Flavorwise, you are getting a lot of character from juniper berries, black pepper and Scotch. What's with the Scotch? Well, unless you have some means of smoking over peat, the best way to get a little of that peaty flavor into the meat is to soak it overnight in a peaty Scotch. I used Laphroaig. Can you skip this step? Sure, but if you a) like to drink peaty Scotch and b) have it around, by all means use it.

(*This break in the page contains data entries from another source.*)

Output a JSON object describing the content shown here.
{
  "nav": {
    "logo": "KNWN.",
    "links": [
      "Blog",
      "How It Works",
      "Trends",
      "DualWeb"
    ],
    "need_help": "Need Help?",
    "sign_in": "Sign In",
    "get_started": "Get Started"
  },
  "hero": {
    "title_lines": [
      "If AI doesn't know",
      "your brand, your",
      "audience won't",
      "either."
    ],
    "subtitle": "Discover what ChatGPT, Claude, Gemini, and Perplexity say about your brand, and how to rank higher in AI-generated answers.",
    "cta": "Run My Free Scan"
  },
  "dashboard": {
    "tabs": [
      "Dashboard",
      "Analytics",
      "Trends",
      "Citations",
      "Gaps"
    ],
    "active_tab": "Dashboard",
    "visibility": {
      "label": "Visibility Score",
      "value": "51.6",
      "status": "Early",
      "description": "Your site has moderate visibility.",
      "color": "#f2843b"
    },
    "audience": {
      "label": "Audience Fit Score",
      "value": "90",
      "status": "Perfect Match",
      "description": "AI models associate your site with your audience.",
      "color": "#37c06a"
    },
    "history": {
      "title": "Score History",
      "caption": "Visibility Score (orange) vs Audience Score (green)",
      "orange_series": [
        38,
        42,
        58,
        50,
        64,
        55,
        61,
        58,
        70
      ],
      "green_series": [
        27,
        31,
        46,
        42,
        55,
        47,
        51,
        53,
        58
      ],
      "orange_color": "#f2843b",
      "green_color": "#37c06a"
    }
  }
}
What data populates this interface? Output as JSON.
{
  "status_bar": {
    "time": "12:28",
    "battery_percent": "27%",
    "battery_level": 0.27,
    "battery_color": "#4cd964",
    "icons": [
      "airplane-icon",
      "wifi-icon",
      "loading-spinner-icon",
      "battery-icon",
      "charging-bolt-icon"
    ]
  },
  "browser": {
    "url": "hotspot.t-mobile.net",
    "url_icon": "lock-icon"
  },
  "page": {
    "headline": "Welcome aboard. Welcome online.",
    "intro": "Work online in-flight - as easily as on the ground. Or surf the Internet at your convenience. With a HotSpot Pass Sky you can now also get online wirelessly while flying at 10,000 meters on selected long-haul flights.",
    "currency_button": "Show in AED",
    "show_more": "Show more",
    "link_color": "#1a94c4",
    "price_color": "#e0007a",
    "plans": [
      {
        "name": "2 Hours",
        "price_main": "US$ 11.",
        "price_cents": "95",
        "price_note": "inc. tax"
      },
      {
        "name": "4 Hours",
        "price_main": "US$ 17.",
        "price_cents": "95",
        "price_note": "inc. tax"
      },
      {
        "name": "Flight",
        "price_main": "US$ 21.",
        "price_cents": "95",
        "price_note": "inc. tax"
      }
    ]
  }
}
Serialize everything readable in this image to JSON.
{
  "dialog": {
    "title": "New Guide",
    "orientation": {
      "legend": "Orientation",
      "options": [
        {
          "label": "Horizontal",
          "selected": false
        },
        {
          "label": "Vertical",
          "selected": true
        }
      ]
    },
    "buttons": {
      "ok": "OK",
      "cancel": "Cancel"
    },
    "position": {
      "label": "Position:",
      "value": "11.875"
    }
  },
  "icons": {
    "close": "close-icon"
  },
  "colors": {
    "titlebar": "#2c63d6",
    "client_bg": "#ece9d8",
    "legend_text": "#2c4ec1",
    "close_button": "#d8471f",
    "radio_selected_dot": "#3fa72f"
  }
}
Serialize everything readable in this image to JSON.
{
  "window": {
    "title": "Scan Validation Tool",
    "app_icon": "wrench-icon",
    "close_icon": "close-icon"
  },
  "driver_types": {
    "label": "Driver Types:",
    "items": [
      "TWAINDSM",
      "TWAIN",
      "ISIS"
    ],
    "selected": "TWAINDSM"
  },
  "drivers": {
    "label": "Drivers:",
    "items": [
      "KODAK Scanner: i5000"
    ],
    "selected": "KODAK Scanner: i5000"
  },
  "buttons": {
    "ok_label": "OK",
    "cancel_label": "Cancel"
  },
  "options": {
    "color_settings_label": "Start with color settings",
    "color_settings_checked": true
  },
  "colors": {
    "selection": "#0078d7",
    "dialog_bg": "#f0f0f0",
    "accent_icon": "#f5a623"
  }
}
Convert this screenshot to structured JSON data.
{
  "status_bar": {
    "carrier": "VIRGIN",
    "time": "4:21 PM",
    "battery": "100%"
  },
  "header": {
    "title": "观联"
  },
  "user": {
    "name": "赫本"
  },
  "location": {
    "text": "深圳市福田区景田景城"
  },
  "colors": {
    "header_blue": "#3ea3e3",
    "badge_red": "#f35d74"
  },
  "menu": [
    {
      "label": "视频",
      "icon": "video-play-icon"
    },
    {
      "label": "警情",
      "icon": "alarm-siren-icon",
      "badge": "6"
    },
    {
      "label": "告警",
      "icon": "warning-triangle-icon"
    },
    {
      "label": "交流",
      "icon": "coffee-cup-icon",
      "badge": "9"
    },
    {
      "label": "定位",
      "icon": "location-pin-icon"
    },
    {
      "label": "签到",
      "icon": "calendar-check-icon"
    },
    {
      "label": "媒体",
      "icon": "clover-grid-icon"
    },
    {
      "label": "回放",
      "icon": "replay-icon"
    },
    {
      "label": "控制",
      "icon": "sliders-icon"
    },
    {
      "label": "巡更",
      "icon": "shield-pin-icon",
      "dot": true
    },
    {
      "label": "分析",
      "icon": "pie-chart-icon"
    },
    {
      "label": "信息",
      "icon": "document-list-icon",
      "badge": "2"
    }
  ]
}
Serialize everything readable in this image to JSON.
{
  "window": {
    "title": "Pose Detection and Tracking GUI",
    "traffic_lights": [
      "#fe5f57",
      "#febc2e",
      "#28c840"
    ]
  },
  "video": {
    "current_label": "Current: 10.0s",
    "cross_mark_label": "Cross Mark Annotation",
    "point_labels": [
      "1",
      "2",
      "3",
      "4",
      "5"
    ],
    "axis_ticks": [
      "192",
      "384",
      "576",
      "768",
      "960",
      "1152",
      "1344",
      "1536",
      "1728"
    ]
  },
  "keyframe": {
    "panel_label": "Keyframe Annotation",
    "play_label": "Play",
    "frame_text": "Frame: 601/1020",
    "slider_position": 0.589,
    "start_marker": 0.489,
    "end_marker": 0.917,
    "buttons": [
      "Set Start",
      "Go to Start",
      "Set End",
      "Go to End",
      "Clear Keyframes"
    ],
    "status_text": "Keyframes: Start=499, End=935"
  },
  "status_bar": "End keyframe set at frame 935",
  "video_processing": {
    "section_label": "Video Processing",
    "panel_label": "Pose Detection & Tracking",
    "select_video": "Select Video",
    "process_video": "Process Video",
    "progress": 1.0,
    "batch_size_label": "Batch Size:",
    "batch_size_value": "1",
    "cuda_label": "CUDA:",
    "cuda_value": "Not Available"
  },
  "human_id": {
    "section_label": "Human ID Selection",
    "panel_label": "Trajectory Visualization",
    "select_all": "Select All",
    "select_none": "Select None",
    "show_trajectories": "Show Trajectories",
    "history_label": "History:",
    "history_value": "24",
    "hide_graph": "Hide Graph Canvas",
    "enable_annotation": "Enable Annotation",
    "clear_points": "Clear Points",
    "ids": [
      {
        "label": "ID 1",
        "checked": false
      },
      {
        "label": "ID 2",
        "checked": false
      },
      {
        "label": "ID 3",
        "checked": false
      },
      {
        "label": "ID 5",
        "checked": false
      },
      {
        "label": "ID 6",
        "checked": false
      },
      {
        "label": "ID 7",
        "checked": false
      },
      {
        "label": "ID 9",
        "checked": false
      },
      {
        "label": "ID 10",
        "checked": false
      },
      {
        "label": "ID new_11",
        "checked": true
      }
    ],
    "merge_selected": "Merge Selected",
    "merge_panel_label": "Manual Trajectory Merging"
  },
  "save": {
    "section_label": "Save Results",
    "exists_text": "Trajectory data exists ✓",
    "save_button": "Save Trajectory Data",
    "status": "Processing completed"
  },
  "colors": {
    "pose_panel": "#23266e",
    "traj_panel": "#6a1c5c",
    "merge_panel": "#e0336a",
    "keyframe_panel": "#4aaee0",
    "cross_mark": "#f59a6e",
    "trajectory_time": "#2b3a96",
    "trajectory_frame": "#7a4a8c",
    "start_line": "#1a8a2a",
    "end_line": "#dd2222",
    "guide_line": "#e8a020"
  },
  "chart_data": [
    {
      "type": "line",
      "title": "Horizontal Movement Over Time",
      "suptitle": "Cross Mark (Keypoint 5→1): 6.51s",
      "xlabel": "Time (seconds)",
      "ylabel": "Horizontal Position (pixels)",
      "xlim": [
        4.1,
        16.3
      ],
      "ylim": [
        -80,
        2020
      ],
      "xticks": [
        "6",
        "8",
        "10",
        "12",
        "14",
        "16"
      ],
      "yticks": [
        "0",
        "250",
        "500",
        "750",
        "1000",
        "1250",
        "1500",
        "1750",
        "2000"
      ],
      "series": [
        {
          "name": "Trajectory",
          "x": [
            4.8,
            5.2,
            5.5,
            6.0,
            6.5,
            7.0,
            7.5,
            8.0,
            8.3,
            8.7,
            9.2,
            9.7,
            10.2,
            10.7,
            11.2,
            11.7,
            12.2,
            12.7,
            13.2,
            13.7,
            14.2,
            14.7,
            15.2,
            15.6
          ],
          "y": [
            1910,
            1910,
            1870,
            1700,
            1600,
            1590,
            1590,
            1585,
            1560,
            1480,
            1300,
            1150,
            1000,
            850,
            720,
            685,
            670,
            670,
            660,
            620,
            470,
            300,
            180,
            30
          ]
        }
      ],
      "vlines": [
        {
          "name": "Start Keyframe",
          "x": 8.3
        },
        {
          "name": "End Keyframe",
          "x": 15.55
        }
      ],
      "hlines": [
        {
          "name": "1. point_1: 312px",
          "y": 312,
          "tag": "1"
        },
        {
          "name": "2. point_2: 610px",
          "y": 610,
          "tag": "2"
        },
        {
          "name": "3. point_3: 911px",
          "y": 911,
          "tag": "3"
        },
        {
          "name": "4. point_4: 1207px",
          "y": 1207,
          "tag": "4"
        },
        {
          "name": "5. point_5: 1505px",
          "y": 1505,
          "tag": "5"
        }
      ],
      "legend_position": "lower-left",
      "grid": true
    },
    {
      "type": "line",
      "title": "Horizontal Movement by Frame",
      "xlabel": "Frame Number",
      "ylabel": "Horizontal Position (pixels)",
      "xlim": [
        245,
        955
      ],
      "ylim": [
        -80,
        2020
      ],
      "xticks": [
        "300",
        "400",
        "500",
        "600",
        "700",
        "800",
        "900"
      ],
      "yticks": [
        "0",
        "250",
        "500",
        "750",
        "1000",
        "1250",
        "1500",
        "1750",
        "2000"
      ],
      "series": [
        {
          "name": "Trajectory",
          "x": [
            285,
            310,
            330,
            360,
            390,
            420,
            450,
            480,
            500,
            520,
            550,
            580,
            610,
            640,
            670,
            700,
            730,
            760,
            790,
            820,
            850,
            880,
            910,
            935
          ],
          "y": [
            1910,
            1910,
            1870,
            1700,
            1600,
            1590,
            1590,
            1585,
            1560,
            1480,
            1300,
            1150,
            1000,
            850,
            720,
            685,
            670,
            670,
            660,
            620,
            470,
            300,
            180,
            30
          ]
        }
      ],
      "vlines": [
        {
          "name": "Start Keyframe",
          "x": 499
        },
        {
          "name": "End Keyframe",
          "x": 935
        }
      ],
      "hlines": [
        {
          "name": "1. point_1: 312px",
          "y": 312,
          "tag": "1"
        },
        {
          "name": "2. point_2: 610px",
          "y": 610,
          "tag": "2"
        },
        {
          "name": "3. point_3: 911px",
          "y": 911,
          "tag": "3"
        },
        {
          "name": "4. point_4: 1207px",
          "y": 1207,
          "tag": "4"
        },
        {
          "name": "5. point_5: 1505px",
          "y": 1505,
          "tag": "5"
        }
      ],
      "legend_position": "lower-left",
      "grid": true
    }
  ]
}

I made this with domestic goose breast, but there is no reason you can't do it with skin-on breasts of Canada or whitefront geese. You could also use a big, domestic Moulard duck breast, too. Don't try it with skinny or small birds.

Makes 2 goose breasts.

Prep Time: 3 days, curing time

Cook Time: 7 hours of smoking time

Skin-on breasts from 1 large goose, about 2 pounds
44 grams of kosher salt, about 4 tablespoons
3 grams of Instacure No. 1, about 1/2 teaspoon
25 grams sugar, about 2 tablespoons
4 grams crushed juniper, about 1 tablespoon
10 grams freshly ground black pepper, about 1 tablespoon
1/2 cup peaty Scotch whisky (optional)
__________

If you are using the Scotch, put the goose breasts in a bowl and coat them with the whisky. Put them into a closed container just about large enough to hold them and refrigerate overnight.
The next day, mix all the remaining ingredients in a bowl. Drain the goose breasts, or just pat them dry if you have not done the Scotch soak. Massage the spice mixture into the meat, making sure every bit of the goose is covered. Put the goose breasts into a closed container that just barely fits the meat. Pour in any excess salt/spice mixture, cover and refrigerate for 3 to 4 days. Every day during the curing process, turn the goose breasts over so they are evenly coated.
When the meat has cured, it will be dark red and slightly firm to the touch throughout. Rinse it off briefly under cold running water and pat it dry. Let the meat sit out in a cool place for 2 to 4 hours, preferably with some sort of breeze or fan on it. Or you can leave it to dry in the fridge uncovered overnight.
Truss the meat as you would a roast, or stuff it into sausage netting. If you do the netting, wear an apron, as you will need to manhandle the goose breast into the netting. Take your time and do it little by little. Tie off the ends of the string or netting, leaving enough at the end with the most fat — this should be the thick end of the breast — to hang. You want the fattiest part of the goose breast at the top, so the fat can drip down and keep the meat moist.
Hang the breasts in a cold smoker and smoke over beech, alder, oak or cherry wood. Apple is a good substitute, too. Start the smoke cold and gradually bring the temperature up. Your goal is to have the thickest part of the goose breast reach 140°F to 150°F by the end of cooking. Move the goose breasts out of the smoker and allow to return to room temperature before refrigerating.
The smoked goose will last 10 days in the fridge, or a year if well sealed and frozen.